What TDS Actually Measures
When you brew coffee, hot water dissolves soluble compounds from the ground beans. TDS is the concentration of all that dissolved stuff, expressed as a percentage. A typical brewed coffee lands between 1.15% and 1.45% TDS. That means roughly 98.5% of your cup is still just water.
You measure it with a refractometer — a small optical device that shines light through a drop of coffee. Dissolved solids bend light predictably.
TDS vs. Extraction Yield
Two cups can have the same TDS but taste completely different if one used 15g of coffee and the other used 22g. Extraction yield tells you what percentage of the grounds actually dissolved.

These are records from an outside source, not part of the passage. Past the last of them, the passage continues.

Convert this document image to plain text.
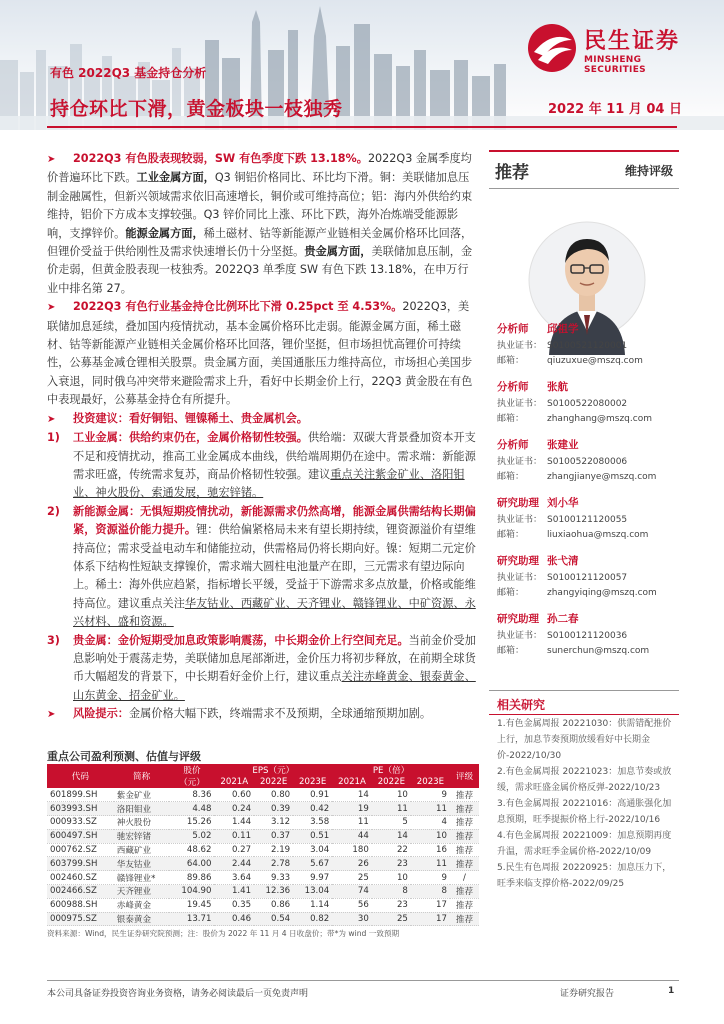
民生证券
MINSHENG SECURITIES
有色 2022Q3 基金持仓分析
持仓环比下滑，黄金板块一枝独秀	2022 年 11 月 04 日

➤ 2022Q3 有色股表现较弱，SW 有色季度下跌 13.18%。2022Q3 金属季度均价普遍环比下跌。工业金属方面，Q3 铜铝价格同比、环比均下滑。铜：美联储加息压制金融属性，但新兴领域需求依旧高速增长，铜价或可维持高位；铝：海内外供给约束维持，铝价下方成本支撑较强。Q3 锌价同比上涨、环比下跌，海外冶炼端受能源影响，支撑锌价。能源金属方面，稀土磁材、钴等新能源产业链相关金属价格环比回落，但锂价受益于供给刚性及需求快速增长仍十分坚挺。贵金属方面，美联储加息压制，金价走弱，但黄金股表现一枝独秀。2022Q3 单季度 SW 有色下跌 13.18%，在申万行业中排名第 27。

➤ 2022Q3 有色行业基金持仓比例环比下滑 0.25pct 至 4.53%。2022Q3，美联储加息延续，叠加国内疫情扰动，基本金属价格环比走弱。能源金属方面，稀土磁材、钴等新能源产业链相关金属价格环比回落，锂价坚挺，但市场担忧高锂价可持续性，公募基金减仓锂相关股票。贵金属方面，美国通胀压力维持高位，市场担心美国步入衰退，同时俄乌冲突带来避险需求上升，看好中长期金价上行，22Q3 黄金股在有色中表现最好，公募基金持仓有所提升。

➤ 投资建议：看好铜铝、锂镍稀土、贵金属机会。

1)	工业金属：供给约束仍在，金属价格韧性较强。供给端：双碳大背景叠加资本开支不足和疫情扰动，推高工业金属成本曲线，供给端周期仍在途中。需求端：新能源需求旺盛，传统需求复苏，商品价格韧性较强。建议重点关注紫金矿业、洛阳钼业、神火股份、索通发展，驰宏锌锗。
2)	新能源金属：无惧短期疫情扰动，新能源需求仍然高增，能源金属供需结构长期偏紧，资源溢价能力提升。锂：供给偏紧格局未来有望长期持续，锂资源溢价有望维持高位；需求受益电动车和储能拉动，供需格局仍将长期向好。镍：短期二元定价体系下结构性短缺支撑镍价，需求端大圆柱电池量产在即，三元需求有望边际向上。稀土：海外供应趋紧，指标增长平缓，受益于下游需求多点放量，价格或能维持高位。建议重点关注华友钴业、西藏矿业、天齐锂业、赣锋锂业、中矿资源、永兴材料、盛和资源。
3)	贵金属：金价短期受加息政策影响震荡，中长期金价上行空间充足。当前金价受加息影响处于震荡走势，美联储加息尾部渐进，金价压力将初步释放，在前期全球货币大幅超发的背景下，中长期看好金价上行，建议重点关注赤峰黄金、银泰黄金、山东黄金、招金矿业。

➤ 风险提示：金属价格大幅下跌，终端需求不及预期，全球通缩预期加剧。

推荐	维持评级
分析师 邱祖学
执业证书： S0100521120001
邮箱：	qiuzuxue@mszq.com
分析师 张航
执业证书： S0100522080002
邮箱：	zhanghang@mszq.com
分析师 张建业
执业证书： S0100522080006
邮箱：	zhangjianye@mszq.com
研究助理 刘小华
执业证书： S0100121120055
邮箱：	liuxiaohua@mszq.com
研究助理 张弋清
执业证书： S0100121120057
邮箱：	zhangyiqing@mszq.com
研究助理 孙二春
执业证书： S0100121120036
邮箱：	sunerchun@mszq.com
相关研究
1.有色金属周报 20221030：供需错配推价上行，加息节奏预期放缓看好中长期金价-2022/10/30
2.有色金属周报 20221023：加息节奏或放缓，需求旺盛金属价格反弹-2022/10/23
3.有色金属周报 20221016：高通胀强化加息预期，旺季提振价格上行-2022/10/16
4.有色金属周报 20221009：加息预期再度升温，需求旺季金属价格-2022/10/09
5.民生有色周报 20220925：加息压力下，旺季来临支撑价格-2022/09/25
重点公司盈利预测、估值与评级
代码	简称	股价	EPS（元）			PE（倍）			评级
		（元）	2021A	2022E	2023E	2021A	2022E	2023E	
601899.SH	紫金矿业	8.36	0.60	0.80	0.91	14	10	9	推荐
603993.SH	洛阳钼业	4.48	0.24	0.39	0.42	19	11	11	推荐
000933.SZ	神火股份	15.26	1.44	3.12	3.58	11	5	4	推荐
600497.SH	驰宏锌锗	5.02	0.11	0.37	0.51	44	14	10	推荐
000762.SZ	西藏矿业	48.62	0.27	2.19	3.04	180	22	16	推荐
603799.SH	华友钴业	64.00	2.44	2.78	5.67	26	23	11	推荐
002460.SZ	赣锋锂业*	89.86	3.64	9.33	9.97	25	10	9	/
002466.SZ	天齐锂业	104.90	1.41	12.36	13.04	74	8	8	推荐
600988.SH	赤峰黄金	19.45	0.35	0.86	1.14	56	23	17	推荐
000975.SZ	银泰黄金	13.71	0.46	0.54	0.82	30	25	17	推荐
资料来源：Wind，民生证券研究院预测；注：股价为 2022 年 11 月 4 日收盘价；带*为 wind 一致预期
本公司具备证券投资咨询业务资格，请务必阅读最后一页免责声明	证券研究报告	1
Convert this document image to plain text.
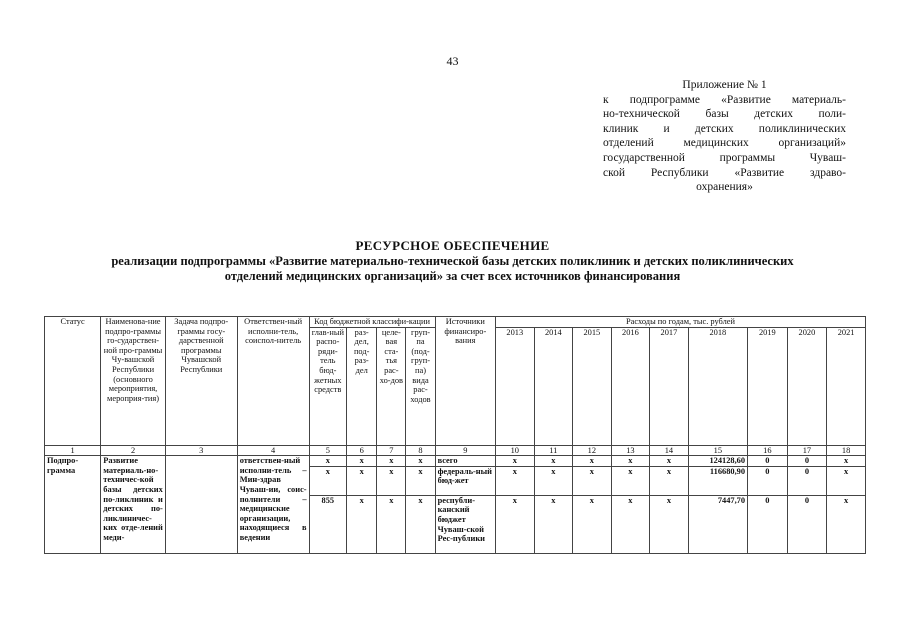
43
Приложение № 1
к подпрограмме «Развитие материаль-
но-технической базы детских поли-
клиник и детских поликлинических
отделений медицинских организаций»
государственной программы Чуваш-
ской Республики «Развитие здраво-
охранения»
РЕСУРСНОЕ ОБЕСПЕЧЕНИЕ
реализации подпрограммы «Развитие материально-технической базы детских поликлиник и детских поликлинических
отделений медицинских организаций» за счет всех источников финансирования
Статус	Наименова-ние подпро-граммы го-сударствен-ной про-граммы Чу-вашской Республики (основного мероприятия, мероприя-тия)	Задача подпро-граммы госу-дарственной программы Чувашской Республики	Ответствен-ный исполни-тель, соиспол-нитель	Код бюджетной классифи-кации				Источники финансиро-вания	Расходы по годам, тыс. рублей								
				глав-ный распо-ряди-тель бюд-жетных средств	раз-дел, под-раз-дел	целе-вая ста-тья рас-хо-дов	груп-па (под-груп-па) вида рас-ходов		2013	2014	2015	2016	2017	2018	2019	2020	2021
1	2	3	4	5	6	7	8	9	10	11	12	13	14	15	16	17	18
Подпро-грамма	Развитие материаль-но-техничес-кой базы детских по-ликлиник и детских по-ликлиничес-ких отде-лений меди-		ответствен-ный исполни-тель – Мин-здрав Чуваш-ии, соис-полнители – медицинские организации, находящиеся в ведении	x	x	x	x	всего	x	x	x	x	x	124128,60	0	0	x
				x	x	x	x	федераль-ный бюд-жет	x	x	x	x	x	116680,90	0	0	x
				855	x	x	x	республи-канский бюджет Чуваш-ской Рес-публики	x	x	x	x	x	7447,70	0	0	x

The formula: Extraction Yield = (Brewed Coffee Weight × TDS) / Dose
The SCA’s recommended window is 18–22%. Below 18%, sour and underdeveloped. Above 22%, harsh and astringent. The sweet spot is the middle.
What the Numbers Mean
Think of TDS as volume on a stereo and extraction yield as the EQ settings. High TDS = intense. Low TDS = tea-like. But if extraction is off, turning up the volume just makes bad sound louder.
Try This
Brew your usual recipe, then brew a second cup with 10% less coffee but everything else identical. Taste them side by side and notice how concentration changes your perception of acidity, sweetness, and body.